Let's say that the external agent moves $q$ from $B$ to $A$. It does some work while doing so. If it had moved the charge from a distance of $r$ to $r+dr$, where $dr$ is a very tiny distance, the work $(dW)$ would have been approximately equal to $K_e\dfrac{Qq}{r^2}dr$, where $K_e$ is Coulomb's Constant.
The sum of all these little 'works' will be the total work done by the external agent when it moves $q$ from $B$ to $A$, which will be :
$$\int_{r_1}^{r_2} K_e \dfrac{Qq}{r^2}dr$$
[Note : If this is wrong, please correct it, I'm just a beginner to calculus]

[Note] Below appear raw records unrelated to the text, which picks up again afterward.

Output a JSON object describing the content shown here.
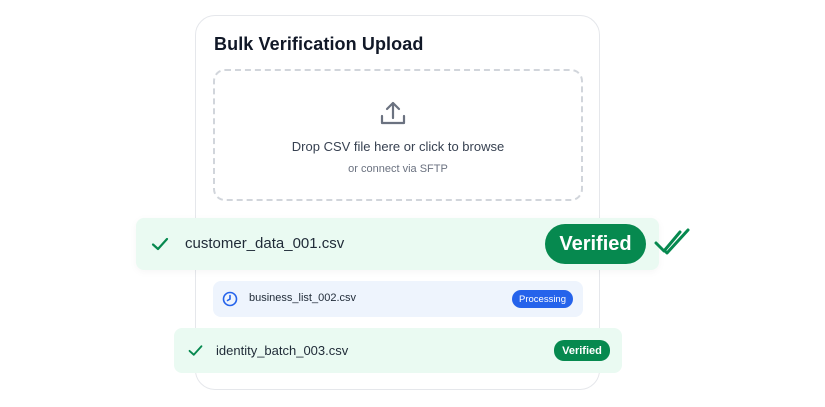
{
  "card": {
    "title": "Bulk Verification Upload"
  },
  "dropzone": {
    "icon": "upload-icon",
    "title": "Drop CSV file here or click to browse",
    "subtitle": "or connect via SFTP"
  },
  "files": [
    {
      "name": "customer_data_001.csv",
      "status": "Verified",
      "icon": "check-icon"
    },
    {
      "name": "business_list_002.csv",
      "status": "Processing",
      "icon": "clock-icon"
    },
    {
      "name": "identity_batch_003.csv",
      "status": "Verified",
      "icon": "check-icon"
    }
  ],
  "colors": {
    "success": "#06894f",
    "success_bg": "#eafaf2",
    "processing": "#2563eb",
    "processing_bg": "#eef4fd"
  }
}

The simplification of this integral, according to my Physics textbook is $K_eQq \Bigg ( \dfrac{1}{r_1}-\dfrac{1}{r_2} \Bigg )$
Now, this is the work done by the external agent when it moves $q$ from $B$ to $A$. The potential difference between two points in an electric field is defined to be the work done to move a unit charge from one point to the other. So, it would be equal to :
$$\dfrac{\text{Work done}}{q} = K_eQ \Bigg ( \dfrac{1}{r_1} – \dfrac{1}{r_2} \Bigg )$$
I think that that should give the potential difference between two points in an electric field due to a charge $Q$.
Let me know if it's correct and if it isn't, why it's incorrect.
Best Answer
Your equations and reasoning are correct.